In that moment, I began to weep over his tender act of worship and over the breath that made it possible. I wept with relief knowing that in an answer to many, many prayers we would be going home. 

Over these last few years, I have wrestled with my faith in God’s ability to heal, as I have watched friends lose husbands and children and sweet mamas leave their babies behind.

While I trusted that God is faithful and sovereign, I had resigned myself to the inevitability of suffering and death, rather than trusting that he is more than able to cure cancer, restore a hopelessly broken marriage, or bring a child back from a coma. 

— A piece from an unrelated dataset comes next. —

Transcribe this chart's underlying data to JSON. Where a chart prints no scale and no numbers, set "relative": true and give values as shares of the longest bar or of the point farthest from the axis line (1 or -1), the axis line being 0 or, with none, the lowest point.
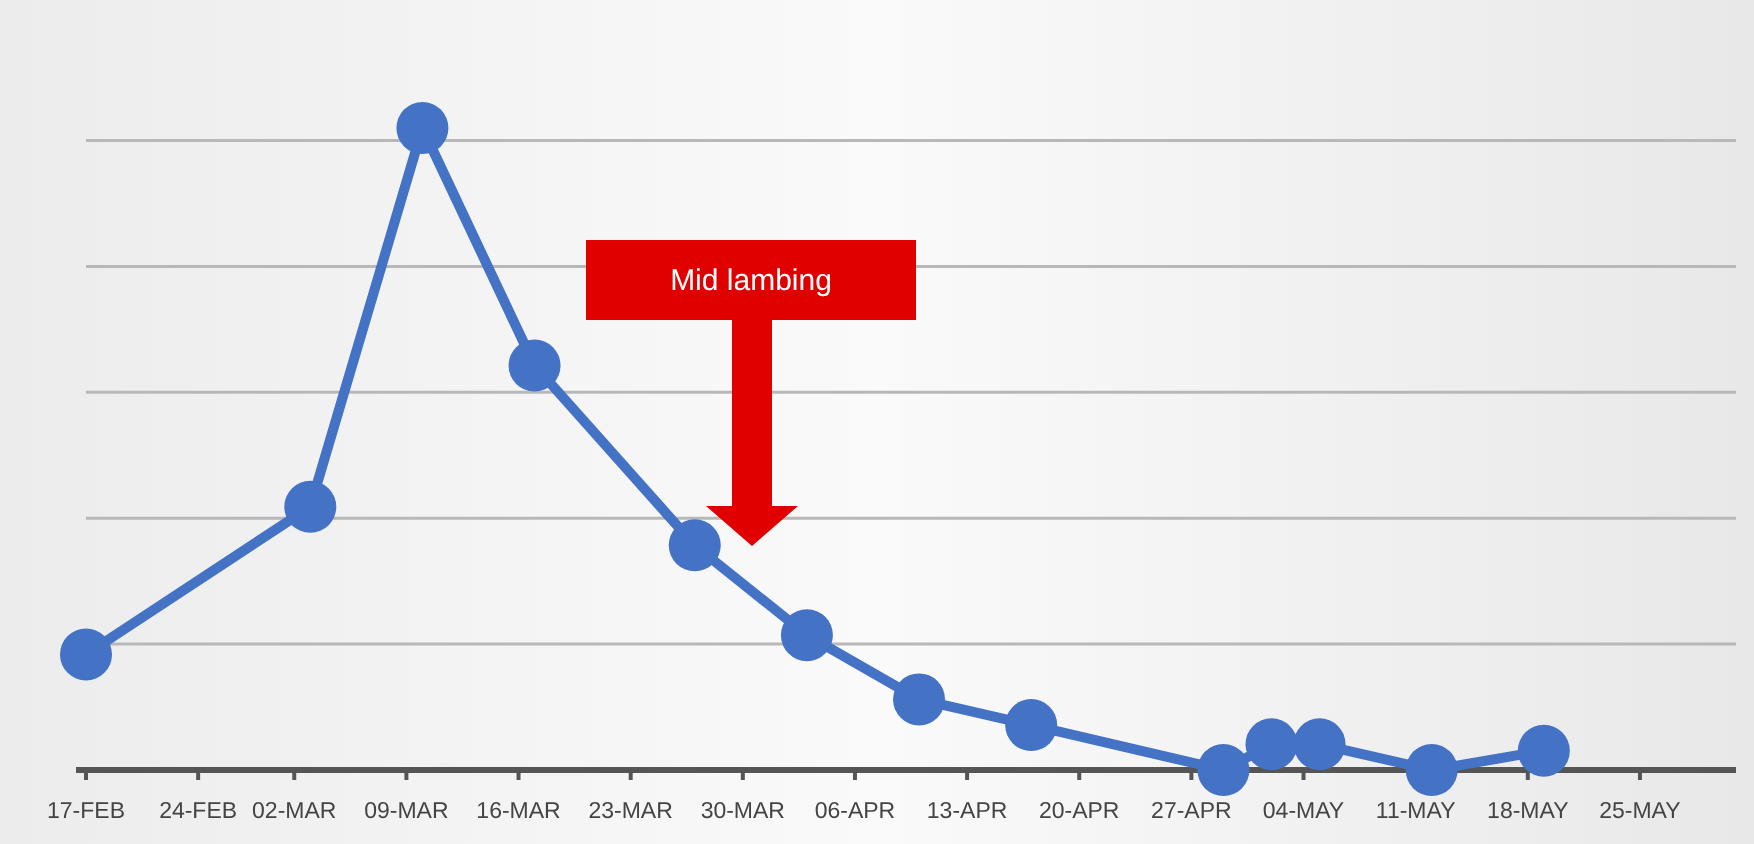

But this week, as I have cooked my boy pancakes and washed his little clothes and tucked him into his bed, I have been acutely aware that my boy is alive because God raised him up, and that each of these mundane tasks is a miracle. 

Every time I look into his face, I will give thanks that we have one more day to laugh and snuggle and play and make funny faces and argue over homework and whether or not he has brushed his teeth.

I will remember the prayers that poured out and the moment his silly streak came back.

And I will rejoice.

“Bless the Lord, O my soul, and all that is within me, bless his holy name! Bless the Lord, O my soul, and forget not all his benefits, who forgives all your iniquity, who heals all your diseases, who redeems your life from the pit, who crowns you with steadfast love and mercy, who satisfies you with good so that your youth is renewed like the eagle’s.”